Node ReferenceVector Stores
Vector Store Retrievers
Store-specific retriever nodes that fetch documents by embedding similarity, with node types and connections.
Each supported vector store has a dedicated retriever node. All take a query embedding (list[float]) produced by a text embedder and return matching documents (list[Document]). Elasticsearch and OpenSearch variants accept query_embedding plus optional filters. For the store-agnostic alternatives, see Vector Store Search and Knowledge Base Search.

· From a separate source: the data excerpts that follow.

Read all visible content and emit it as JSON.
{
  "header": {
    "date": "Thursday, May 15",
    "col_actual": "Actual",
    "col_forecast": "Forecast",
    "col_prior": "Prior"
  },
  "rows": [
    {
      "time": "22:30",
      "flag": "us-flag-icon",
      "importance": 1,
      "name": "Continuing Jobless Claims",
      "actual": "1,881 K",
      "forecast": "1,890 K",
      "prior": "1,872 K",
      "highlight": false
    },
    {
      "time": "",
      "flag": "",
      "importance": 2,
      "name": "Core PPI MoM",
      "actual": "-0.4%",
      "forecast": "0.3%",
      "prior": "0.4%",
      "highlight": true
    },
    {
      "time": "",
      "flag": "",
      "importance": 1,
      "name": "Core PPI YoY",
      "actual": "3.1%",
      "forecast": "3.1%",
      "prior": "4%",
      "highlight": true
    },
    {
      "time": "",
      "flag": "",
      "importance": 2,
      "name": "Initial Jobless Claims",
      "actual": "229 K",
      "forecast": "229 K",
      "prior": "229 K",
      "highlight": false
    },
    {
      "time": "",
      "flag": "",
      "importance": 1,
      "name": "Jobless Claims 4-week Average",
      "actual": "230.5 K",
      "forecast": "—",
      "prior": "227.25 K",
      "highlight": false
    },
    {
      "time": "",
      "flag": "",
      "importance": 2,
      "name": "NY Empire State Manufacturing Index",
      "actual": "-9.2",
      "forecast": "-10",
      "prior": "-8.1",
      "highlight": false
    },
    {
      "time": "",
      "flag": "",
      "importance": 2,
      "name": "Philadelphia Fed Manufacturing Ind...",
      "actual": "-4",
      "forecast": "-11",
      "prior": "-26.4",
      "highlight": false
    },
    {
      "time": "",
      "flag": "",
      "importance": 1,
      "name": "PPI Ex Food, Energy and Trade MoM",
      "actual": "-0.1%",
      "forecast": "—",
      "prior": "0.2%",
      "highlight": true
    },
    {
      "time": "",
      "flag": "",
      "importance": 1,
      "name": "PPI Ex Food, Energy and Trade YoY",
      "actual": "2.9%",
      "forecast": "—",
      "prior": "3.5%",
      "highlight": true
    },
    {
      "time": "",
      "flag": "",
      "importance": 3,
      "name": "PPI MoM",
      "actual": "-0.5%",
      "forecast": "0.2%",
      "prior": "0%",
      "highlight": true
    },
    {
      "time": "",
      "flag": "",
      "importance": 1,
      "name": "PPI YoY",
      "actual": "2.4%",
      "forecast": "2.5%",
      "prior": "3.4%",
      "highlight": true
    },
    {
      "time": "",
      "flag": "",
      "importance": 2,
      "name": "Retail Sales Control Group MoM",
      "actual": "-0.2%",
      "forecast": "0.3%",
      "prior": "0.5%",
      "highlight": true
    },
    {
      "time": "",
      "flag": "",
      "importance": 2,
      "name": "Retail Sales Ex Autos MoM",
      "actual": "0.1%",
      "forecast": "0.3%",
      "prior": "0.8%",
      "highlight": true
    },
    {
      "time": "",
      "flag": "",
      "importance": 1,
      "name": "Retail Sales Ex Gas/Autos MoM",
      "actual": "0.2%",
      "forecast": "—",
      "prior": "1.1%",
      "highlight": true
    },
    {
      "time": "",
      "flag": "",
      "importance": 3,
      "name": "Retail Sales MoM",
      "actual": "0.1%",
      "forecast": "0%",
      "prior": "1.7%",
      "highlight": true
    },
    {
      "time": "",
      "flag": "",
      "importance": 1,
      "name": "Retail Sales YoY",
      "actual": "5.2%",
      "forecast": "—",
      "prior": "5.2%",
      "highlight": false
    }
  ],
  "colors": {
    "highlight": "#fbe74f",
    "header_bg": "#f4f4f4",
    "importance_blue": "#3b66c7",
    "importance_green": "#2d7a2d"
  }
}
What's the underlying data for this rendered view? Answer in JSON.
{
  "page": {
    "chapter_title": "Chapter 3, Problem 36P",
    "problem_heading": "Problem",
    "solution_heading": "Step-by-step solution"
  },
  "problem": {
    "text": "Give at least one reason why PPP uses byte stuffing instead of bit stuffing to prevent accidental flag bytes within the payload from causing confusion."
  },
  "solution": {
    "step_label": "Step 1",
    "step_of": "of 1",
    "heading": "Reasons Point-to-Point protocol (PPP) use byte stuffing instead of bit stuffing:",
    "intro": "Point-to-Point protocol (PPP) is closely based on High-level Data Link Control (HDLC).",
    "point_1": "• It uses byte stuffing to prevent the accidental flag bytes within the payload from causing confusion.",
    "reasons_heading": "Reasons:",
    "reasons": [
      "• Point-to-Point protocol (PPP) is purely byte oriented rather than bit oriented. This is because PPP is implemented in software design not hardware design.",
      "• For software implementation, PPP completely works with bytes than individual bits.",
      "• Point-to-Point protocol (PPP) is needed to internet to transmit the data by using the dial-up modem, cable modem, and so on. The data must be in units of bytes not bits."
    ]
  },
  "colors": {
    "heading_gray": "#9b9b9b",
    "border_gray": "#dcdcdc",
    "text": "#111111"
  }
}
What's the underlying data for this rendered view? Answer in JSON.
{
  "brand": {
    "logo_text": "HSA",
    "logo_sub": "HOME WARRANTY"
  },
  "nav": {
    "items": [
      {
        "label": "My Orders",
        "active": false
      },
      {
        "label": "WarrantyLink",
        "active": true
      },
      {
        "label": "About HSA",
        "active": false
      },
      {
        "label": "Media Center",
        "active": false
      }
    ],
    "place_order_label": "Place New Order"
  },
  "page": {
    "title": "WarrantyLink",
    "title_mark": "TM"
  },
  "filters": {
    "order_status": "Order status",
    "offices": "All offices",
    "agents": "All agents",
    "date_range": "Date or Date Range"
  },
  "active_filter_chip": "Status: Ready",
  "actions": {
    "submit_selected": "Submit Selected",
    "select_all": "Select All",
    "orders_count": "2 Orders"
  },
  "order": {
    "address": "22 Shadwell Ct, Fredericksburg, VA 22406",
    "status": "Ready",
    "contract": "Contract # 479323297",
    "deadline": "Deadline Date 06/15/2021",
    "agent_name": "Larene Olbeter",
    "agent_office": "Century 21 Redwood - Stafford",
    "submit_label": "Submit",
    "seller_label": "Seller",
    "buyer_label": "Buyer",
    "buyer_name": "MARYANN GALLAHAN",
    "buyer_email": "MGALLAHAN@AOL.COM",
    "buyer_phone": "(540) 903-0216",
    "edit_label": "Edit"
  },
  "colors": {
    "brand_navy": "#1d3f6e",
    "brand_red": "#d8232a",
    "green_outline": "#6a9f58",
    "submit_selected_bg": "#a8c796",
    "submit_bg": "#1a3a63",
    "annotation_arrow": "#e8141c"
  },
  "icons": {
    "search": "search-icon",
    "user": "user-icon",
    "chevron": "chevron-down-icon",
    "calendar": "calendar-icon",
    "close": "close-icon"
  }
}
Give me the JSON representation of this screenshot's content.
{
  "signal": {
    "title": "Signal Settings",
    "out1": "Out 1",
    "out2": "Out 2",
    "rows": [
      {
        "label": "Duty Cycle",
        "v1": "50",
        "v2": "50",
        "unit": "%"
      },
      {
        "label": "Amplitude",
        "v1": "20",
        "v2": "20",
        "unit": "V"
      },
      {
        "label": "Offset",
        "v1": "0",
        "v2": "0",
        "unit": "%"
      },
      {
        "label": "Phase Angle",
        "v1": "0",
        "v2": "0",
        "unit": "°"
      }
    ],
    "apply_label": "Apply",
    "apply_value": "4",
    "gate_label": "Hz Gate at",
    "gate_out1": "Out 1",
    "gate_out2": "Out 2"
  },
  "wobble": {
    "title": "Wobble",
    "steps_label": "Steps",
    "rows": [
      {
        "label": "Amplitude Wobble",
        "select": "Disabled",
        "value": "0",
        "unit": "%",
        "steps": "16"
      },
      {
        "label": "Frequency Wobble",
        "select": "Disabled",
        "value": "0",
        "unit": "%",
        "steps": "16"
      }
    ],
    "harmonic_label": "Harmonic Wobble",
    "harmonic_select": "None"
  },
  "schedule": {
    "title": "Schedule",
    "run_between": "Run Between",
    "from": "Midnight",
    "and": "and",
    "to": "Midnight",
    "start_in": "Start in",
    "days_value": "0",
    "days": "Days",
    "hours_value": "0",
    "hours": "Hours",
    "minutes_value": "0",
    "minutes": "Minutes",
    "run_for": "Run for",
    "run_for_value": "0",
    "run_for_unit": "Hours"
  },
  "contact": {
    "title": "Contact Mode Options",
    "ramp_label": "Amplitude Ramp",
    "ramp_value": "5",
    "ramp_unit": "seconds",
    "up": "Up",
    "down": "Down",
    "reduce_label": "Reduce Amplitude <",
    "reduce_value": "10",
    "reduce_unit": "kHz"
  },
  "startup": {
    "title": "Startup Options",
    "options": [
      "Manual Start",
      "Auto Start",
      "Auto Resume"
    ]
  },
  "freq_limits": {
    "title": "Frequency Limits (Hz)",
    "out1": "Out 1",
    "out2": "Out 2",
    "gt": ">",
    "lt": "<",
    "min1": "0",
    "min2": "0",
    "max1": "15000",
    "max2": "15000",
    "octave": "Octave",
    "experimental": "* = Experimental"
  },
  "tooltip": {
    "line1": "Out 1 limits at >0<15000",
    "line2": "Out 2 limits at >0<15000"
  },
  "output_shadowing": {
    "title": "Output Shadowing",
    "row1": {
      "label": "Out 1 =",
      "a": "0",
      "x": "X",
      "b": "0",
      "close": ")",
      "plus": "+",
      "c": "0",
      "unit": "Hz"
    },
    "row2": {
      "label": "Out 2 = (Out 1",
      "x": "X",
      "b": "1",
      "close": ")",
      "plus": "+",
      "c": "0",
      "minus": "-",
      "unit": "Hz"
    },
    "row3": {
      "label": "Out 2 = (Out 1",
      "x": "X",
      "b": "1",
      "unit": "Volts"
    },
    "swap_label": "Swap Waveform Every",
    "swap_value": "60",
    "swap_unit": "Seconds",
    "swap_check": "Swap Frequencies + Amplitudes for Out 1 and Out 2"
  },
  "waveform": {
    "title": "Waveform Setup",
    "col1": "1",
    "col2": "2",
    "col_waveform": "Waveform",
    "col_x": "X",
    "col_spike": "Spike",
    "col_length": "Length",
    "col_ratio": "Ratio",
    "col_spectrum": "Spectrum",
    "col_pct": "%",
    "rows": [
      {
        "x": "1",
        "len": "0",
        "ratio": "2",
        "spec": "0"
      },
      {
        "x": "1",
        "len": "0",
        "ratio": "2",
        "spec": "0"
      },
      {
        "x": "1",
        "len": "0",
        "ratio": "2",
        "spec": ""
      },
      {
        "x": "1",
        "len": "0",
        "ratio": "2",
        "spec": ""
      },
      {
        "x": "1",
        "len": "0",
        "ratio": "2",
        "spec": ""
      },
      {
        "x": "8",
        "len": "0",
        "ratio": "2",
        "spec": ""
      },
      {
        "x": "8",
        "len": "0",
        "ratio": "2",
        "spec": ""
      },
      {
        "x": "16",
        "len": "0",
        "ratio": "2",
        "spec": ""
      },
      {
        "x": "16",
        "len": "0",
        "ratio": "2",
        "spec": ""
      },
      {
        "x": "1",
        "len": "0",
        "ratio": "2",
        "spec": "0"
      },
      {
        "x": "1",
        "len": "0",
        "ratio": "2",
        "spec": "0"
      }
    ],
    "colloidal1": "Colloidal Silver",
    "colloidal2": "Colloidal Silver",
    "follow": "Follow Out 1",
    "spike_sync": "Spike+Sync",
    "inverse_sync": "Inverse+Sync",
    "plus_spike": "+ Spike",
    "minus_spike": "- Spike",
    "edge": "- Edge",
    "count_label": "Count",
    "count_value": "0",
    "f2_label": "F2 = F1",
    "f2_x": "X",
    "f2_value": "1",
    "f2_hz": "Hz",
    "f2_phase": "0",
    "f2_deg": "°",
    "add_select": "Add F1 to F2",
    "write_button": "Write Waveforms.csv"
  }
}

| Store | Node label | Node type | Connection type | Inputs | Outputs | Notes |
|---|---|---|---|---|---|---|
| Weaviate | Weaviate Retriever | dynamiq.nodes.retrievers.WeaviateDocumentRetriever | Weaviate | embedding | documents | — |
| Pinecone | Pinecone Retriever | dynamiq.nodes.retrievers.PineconeDocumentRetriever | Pinecone | embedding | documents | — |
| Milvus | Milvus Retriever | dynamiq.nodes.retrievers.MilvusDocumentRetriever | Milvus | embedding | documents | — |
| pgvector | pgvector Retriever | dynamiq.nodes.retrievers.PGVectorDocumentRetriever | PostgreSQL | embedding | documents | — |
| Elasticsearch | Elasticsearch Retriever | dynamiq.nodes.retrievers.ElasticsearchDocumentRetriever | Elasticsearch | query_embedding, filters (optional) | documents | — |
| OpenSearch | OpenSearch Retriever | dynamiq.nodes.retrievers.OpenSearchDocumentRetriever | AWSOpenSearch | query_embedding, filters (optional) | documents | — |
| Chroma | Chroma Retriever | dynamiq.nodes.retrievers.ChromaDocumentRetriever | Chroma | embedding | documents | — |
| Qdrant | Qdrant Retriever | dynamiq.nodes.retrievers.QdrantDocumentRetriever | Qdrant | embedding | documents | — |
For when to use these nodes instead of a managed Knowledge Base, see the Vector Store vs Knowledge Base guide; for end-to-end indexing and retrieval pipelines, see How nodes connect and the Knowledge Bases guides.